The “imitation game,” for instance, was created as a test to determine whether a computer at some point in the future might have the ability to communicate with several humans in such a convincing fashion that the participants wouldn’t know they were talking to a machine. To beat the Turing Test, a machine would “learn” the patterns of humans and replicate them. The machine would gather knowledge in the same way a child does.

He thought it would take 50 years to develop machines powerful enough to do this and win the game, which was not a bad estimate considering how much progress has been made recently.

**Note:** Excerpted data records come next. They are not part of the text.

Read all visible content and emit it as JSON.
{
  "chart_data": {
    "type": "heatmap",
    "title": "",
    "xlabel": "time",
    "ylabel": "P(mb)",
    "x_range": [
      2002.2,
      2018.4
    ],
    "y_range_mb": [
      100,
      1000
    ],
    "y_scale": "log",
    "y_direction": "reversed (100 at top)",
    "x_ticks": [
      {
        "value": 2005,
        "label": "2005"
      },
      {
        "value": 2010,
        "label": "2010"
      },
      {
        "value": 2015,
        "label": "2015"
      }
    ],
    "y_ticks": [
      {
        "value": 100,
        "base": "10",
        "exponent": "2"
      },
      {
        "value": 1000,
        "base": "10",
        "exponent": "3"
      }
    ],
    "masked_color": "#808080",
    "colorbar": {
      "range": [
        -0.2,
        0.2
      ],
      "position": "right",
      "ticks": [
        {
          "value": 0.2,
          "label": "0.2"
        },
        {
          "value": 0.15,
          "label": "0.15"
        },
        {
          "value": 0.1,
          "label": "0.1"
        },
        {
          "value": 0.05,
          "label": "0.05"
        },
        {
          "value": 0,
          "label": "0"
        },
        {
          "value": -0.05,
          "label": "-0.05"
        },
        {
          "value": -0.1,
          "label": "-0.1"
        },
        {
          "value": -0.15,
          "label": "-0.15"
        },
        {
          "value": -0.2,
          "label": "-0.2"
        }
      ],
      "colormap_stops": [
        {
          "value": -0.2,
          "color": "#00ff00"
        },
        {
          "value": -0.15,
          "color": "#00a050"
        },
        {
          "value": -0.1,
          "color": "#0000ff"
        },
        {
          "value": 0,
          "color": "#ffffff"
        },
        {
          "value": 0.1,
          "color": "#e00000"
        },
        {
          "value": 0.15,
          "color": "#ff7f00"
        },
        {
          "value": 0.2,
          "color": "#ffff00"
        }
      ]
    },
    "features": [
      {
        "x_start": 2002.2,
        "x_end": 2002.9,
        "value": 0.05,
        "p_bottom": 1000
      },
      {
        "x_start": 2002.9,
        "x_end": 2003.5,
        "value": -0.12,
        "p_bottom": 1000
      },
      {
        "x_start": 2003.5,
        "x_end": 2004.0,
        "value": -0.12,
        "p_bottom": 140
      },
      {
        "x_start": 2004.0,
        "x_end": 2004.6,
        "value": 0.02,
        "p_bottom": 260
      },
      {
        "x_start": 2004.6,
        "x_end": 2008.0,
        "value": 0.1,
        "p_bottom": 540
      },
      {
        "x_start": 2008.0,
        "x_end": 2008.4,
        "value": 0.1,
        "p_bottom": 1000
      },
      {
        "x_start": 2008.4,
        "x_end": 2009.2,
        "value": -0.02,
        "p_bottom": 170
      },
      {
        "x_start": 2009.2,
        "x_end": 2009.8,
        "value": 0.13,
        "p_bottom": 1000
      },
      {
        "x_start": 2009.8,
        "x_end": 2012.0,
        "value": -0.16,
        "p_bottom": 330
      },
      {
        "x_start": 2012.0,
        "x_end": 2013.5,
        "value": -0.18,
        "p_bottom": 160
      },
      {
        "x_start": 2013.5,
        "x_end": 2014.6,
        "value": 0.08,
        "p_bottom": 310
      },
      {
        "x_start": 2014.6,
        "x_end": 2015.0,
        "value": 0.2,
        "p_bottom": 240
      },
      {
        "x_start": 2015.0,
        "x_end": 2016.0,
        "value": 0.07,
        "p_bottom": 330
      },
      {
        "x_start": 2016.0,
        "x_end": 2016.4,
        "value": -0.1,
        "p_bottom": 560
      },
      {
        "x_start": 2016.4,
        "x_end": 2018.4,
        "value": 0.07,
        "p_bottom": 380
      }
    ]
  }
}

He saw the computing machines of his time not as crude, unwieldy and extremely limited devices. Turing was looking at the potential he thought would not be realized until the next century. Even if the future machines didn’t “think” the way we do, he reasoned, the result might nonetheless be indistinguishable from actual thought. A machine, despite being constrained by mathematics and logic, might be able to mimic the apparent randomness of human creativity.

As Turing noted, “the appreciation of something as surprising requires as much of a ‘creative mental act’ whether the surprising event originates from a man, a book, a ma-chine or anything else.”

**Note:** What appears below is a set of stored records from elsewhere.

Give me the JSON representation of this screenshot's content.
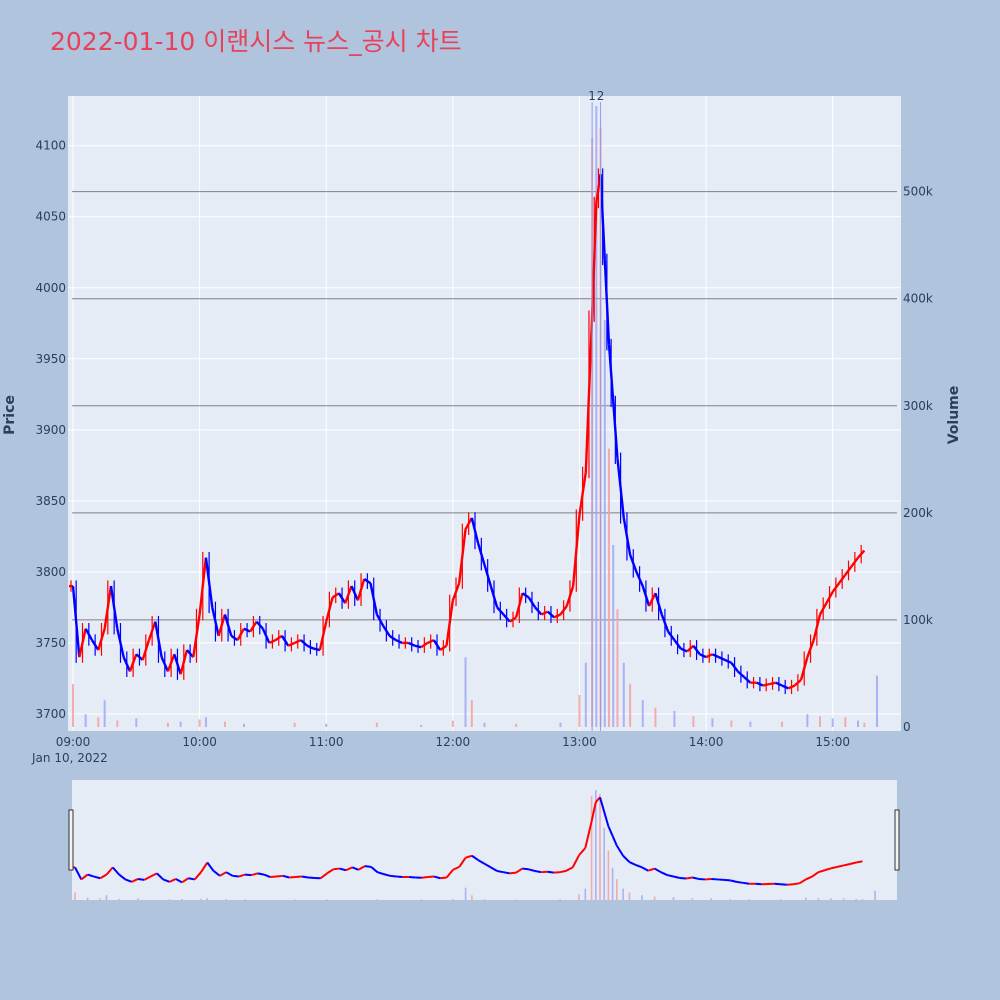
{
  "title": "2022-01-10 이랜시스 뉴스_공시 차트",
  "colors": {
    "background": "#b0c4de",
    "plot_bg": "#e5ecf6",
    "up": "#ff0000",
    "down": "#0000ff",
    "title": "#e8415a",
    "grid": "#ffffff",
    "volume_ref_line": "#808080"
  },
  "chart_data": {
    "type": "candlestick",
    "date_label": "Jan 10, 2022",
    "ylabel": "Price",
    "y2label": "Volume",
    "price_ticks": [
      3700,
      3750,
      3800,
      3850,
      3900,
      3950,
      4000,
      4050,
      4100
    ],
    "volume_ticks": [
      {
        "value": 0,
        "label": "0"
      },
      {
        "value": 100000,
        "label": "100k"
      },
      {
        "value": 200000,
        "label": "200k"
      },
      {
        "value": 300000,
        "label": "300k"
      },
      {
        "value": 400000,
        "label": "400k"
      },
      {
        "value": 500000,
        "label": "500k"
      }
    ],
    "time_ticks": [
      "09:00",
      "10:00",
      "11:00",
      "12:00",
      "13:00",
      "14:00",
      "15:00"
    ],
    "annotations": [
      {
        "text": "1",
        "time": "13:06"
      },
      {
        "text": "2",
        "time": "13:10"
      }
    ],
    "price_series": [
      [
        "09:00",
        3790
      ],
      [
        "09:03",
        3740
      ],
      [
        "09:06",
        3760
      ],
      [
        "09:09",
        3752
      ],
      [
        "09:12",
        3745
      ],
      [
        "09:15",
        3760
      ],
      [
        "09:18",
        3790
      ],
      [
        "09:21",
        3760
      ],
      [
        "09:24",
        3740
      ],
      [
        "09:27",
        3730
      ],
      [
        "09:30",
        3742
      ],
      [
        "09:33",
        3738
      ],
      [
        "09:36",
        3752
      ],
      [
        "09:39",
        3765
      ],
      [
        "09:42",
        3740
      ],
      [
        "09:45",
        3730
      ],
      [
        "09:48",
        3742
      ],
      [
        "09:51",
        3728
      ],
      [
        "09:54",
        3745
      ],
      [
        "09:57",
        3740
      ],
      [
        "10:00",
        3770
      ],
      [
        "10:03",
        3810
      ],
      [
        "10:06",
        3775
      ],
      [
        "10:09",
        3755
      ],
      [
        "10:12",
        3770
      ],
      [
        "10:15",
        3755
      ],
      [
        "10:18",
        3752
      ],
      [
        "10:21",
        3760
      ],
      [
        "10:24",
        3758
      ],
      [
        "10:27",
        3765
      ],
      [
        "10:30",
        3760
      ],
      [
        "10:33",
        3750
      ],
      [
        "10:36",
        3752
      ],
      [
        "10:39",
        3755
      ],
      [
        "10:42",
        3748
      ],
      [
        "10:45",
        3750
      ],
      [
        "10:48",
        3752
      ],
      [
        "10:51",
        3748
      ],
      [
        "10:54",
        3746
      ],
      [
        "10:57",
        3745
      ],
      [
        "11:00",
        3765
      ],
      [
        "11:03",
        3782
      ],
      [
        "11:06",
        3785
      ],
      [
        "11:09",
        3778
      ],
      [
        "11:12",
        3790
      ],
      [
        "11:15",
        3780
      ],
      [
        "11:18",
        3795
      ],
      [
        "11:21",
        3792
      ],
      [
        "11:24",
        3770
      ],
      [
        "11:27",
        3762
      ],
      [
        "11:30",
        3755
      ],
      [
        "11:33",
        3752
      ],
      [
        "11:36",
        3750
      ],
      [
        "11:39",
        3750
      ],
      [
        "11:42",
        3748
      ],
      [
        "11:45",
        3747
      ],
      [
        "11:48",
        3750
      ],
      [
        "11:51",
        3752
      ],
      [
        "11:54",
        3745
      ],
      [
        "11:57",
        3748
      ],
      [
        "12:00",
        3780
      ],
      [
        "12:03",
        3792
      ],
      [
        "12:06",
        3830
      ],
      [
        "12:09",
        3838
      ],
      [
        "12:12",
        3820
      ],
      [
        "12:15",
        3805
      ],
      [
        "12:18",
        3790
      ],
      [
        "12:21",
        3775
      ],
      [
        "12:24",
        3770
      ],
      [
        "12:27",
        3765
      ],
      [
        "12:30",
        3768
      ],
      [
        "12:33",
        3785
      ],
      [
        "12:36",
        3782
      ],
      [
        "12:39",
        3775
      ],
      [
        "12:42",
        3770
      ],
      [
        "12:45",
        3772
      ],
      [
        "12:48",
        3768
      ],
      [
        "12:51",
        3770
      ],
      [
        "12:54",
        3776
      ],
      [
        "12:57",
        3790
      ],
      [
        "13:00",
        3840
      ],
      [
        "13:03",
        3870
      ],
      [
        "13:06",
        3980
      ],
      [
        "13:08",
        4060
      ],
      [
        "13:10",
        4080
      ],
      [
        "13:12",
        4020
      ],
      [
        "13:14",
        3960
      ],
      [
        "13:16",
        3920
      ],
      [
        "13:18",
        3880
      ],
      [
        "13:21",
        3838
      ],
      [
        "13:24",
        3812
      ],
      [
        "13:27",
        3800
      ],
      [
        "13:30",
        3790
      ],
      [
        "13:33",
        3776
      ],
      [
        "13:36",
        3785
      ],
      [
        "13:39",
        3770
      ],
      [
        "13:42",
        3758
      ],
      [
        "13:45",
        3752
      ],
      [
        "13:48",
        3746
      ],
      [
        "13:51",
        3744
      ],
      [
        "13:54",
        3748
      ],
      [
        "13:57",
        3742
      ],
      [
        "14:00",
        3740
      ],
      [
        "14:03",
        3742
      ],
      [
        "14:06",
        3740
      ],
      [
        "14:09",
        3738
      ],
      [
        "14:12",
        3736
      ],
      [
        "14:15",
        3730
      ],
      [
        "14:18",
        3726
      ],
      [
        "14:21",
        3722
      ],
      [
        "14:24",
        3722
      ],
      [
        "14:27",
        3720
      ],
      [
        "14:30",
        3721
      ],
      [
        "14:33",
        3722
      ],
      [
        "14:36",
        3720
      ],
      [
        "14:39",
        3718
      ],
      [
        "14:42",
        3720
      ],
      [
        "14:45",
        3724
      ],
      [
        "14:48",
        3740
      ],
      [
        "14:51",
        3752
      ],
      [
        "14:54",
        3770
      ],
      [
        "14:57",
        3778
      ],
      [
        "15:00",
        3786
      ],
      [
        "15:03",
        3792
      ],
      [
        "15:06",
        3798
      ],
      [
        "15:09",
        3804
      ],
      [
        "15:12",
        3810
      ],
      [
        "15:15",
        3815
      ]
    ],
    "volume_series": [
      [
        "09:00",
        40000
      ],
      [
        "09:06",
        12000
      ],
      [
        "09:12",
        9000
      ],
      [
        "09:15",
        25000
      ],
      [
        "09:21",
        6000
      ],
      [
        "09:30",
        8000
      ],
      [
        "09:45",
        4000
      ],
      [
        "09:51",
        5000
      ],
      [
        "10:00",
        7000
      ],
      [
        "10:03",
        9000
      ],
      [
        "10:12",
        5000
      ],
      [
        "10:21",
        3000
      ],
      [
        "10:45",
        4000
      ],
      [
        "11:00",
        3000
      ],
      [
        "11:24",
        4000
      ],
      [
        "11:45",
        2000
      ],
      [
        "12:00",
        6000
      ],
      [
        "12:06",
        65000
      ],
      [
        "12:09",
        25000
      ],
      [
        "12:15",
        4000
      ],
      [
        "12:30",
        3000
      ],
      [
        "12:51",
        4000
      ],
      [
        "13:00",
        30000
      ],
      [
        "13:03",
        60000
      ],
      [
        "13:06",
        550000
      ],
      [
        "13:08",
        580000
      ],
      [
        "13:10",
        560000
      ],
      [
        "13:12",
        380000
      ],
      [
        "13:14",
        260000
      ],
      [
        "13:16",
        170000
      ],
      [
        "13:18",
        110000
      ],
      [
        "13:21",
        60000
      ],
      [
        "13:24",
        40000
      ],
      [
        "13:30",
        25000
      ],
      [
        "13:36",
        18000
      ],
      [
        "13:45",
        15000
      ],
      [
        "13:54",
        10000
      ],
      [
        "14:03",
        8000
      ],
      [
        "14:12",
        6000
      ],
      [
        "14:21",
        5000
      ],
      [
        "14:36",
        5000
      ],
      [
        "14:48",
        12000
      ],
      [
        "14:54",
        10000
      ],
      [
        "15:00",
        8000
      ],
      [
        "15:06",
        9000
      ],
      [
        "15:12",
        6000
      ],
      [
        "15:15",
        4000
      ],
      [
        "15:21",
        48000
      ]
    ],
    "volume_ref_lines": [
      100000,
      200000,
      300000,
      400000,
      500000
    ],
    "price_range": [
      3688,
      4135
    ],
    "volume_range": [
      0,
      580000
    ],
    "time_range": [
      "09:00",
      "15:30"
    ]
  }
}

Applying Turing’s method  to the world of finance

Turing never wrote a paper on finance, but he did attempt to apply his genius to maintain his personal wealth. With the uncertainty of war in 1940, he decided the smartest move was to trade his cash for silver ingots. He proceeded to bury them around Bletchley Park as a means of evading the twin threats of foreign invasion and the tax man.

Modern financial analysts have discovered more impressive mathematical techniques to maximize return than burying bullion in the backyard. Traders have found, for instance, that the same Fibonacci sequence that determines a sunflower’s look also plays some kind of role in stock prices. They use a set of numbers in the Fibonacci sequence (23.6, 38.2, 50, 61.8, 78.6 and 100 most commonly) as value levels to consider when trying to forecast the direction of a stock price.

If a stock is on the rise, an analyst will pay attention as it hits each threshold – 23.6 percent, 38.2 percent, and so on. At the upper thresholds like 76.4 and 100, the analyst especially prepares for the stock to reverse course and start losing value. On the downswing, the same intervals become the “floor” for the stock’s value. Once it hits one of those lower intervals, traders believe the stock tends not to go any lower.

Why do these intervals matter? Most believe it is a con-sequence of market psychology. The Fibonacci ratios and golden mean in sunflowers reflect the order and balance of nature. When traders see a commodity rise by, say 100%, they might feel the stock value is disproportionately high – similarly to how things in nature don’t feel right when they are out of proportion.

None of this is necessarily a conscious choice. It’s just a possible explanation underlying a system commonly used in finance and trading algorithms.

Fibonacci ratios show up in the unlikeliest of places, and in so doing, they can serve as an unlikely inspiration. They are, like Turing’s sunflowers, a reminder that order may be found in systems that appear to be inherently disordered – an important lesson for all systems engineers.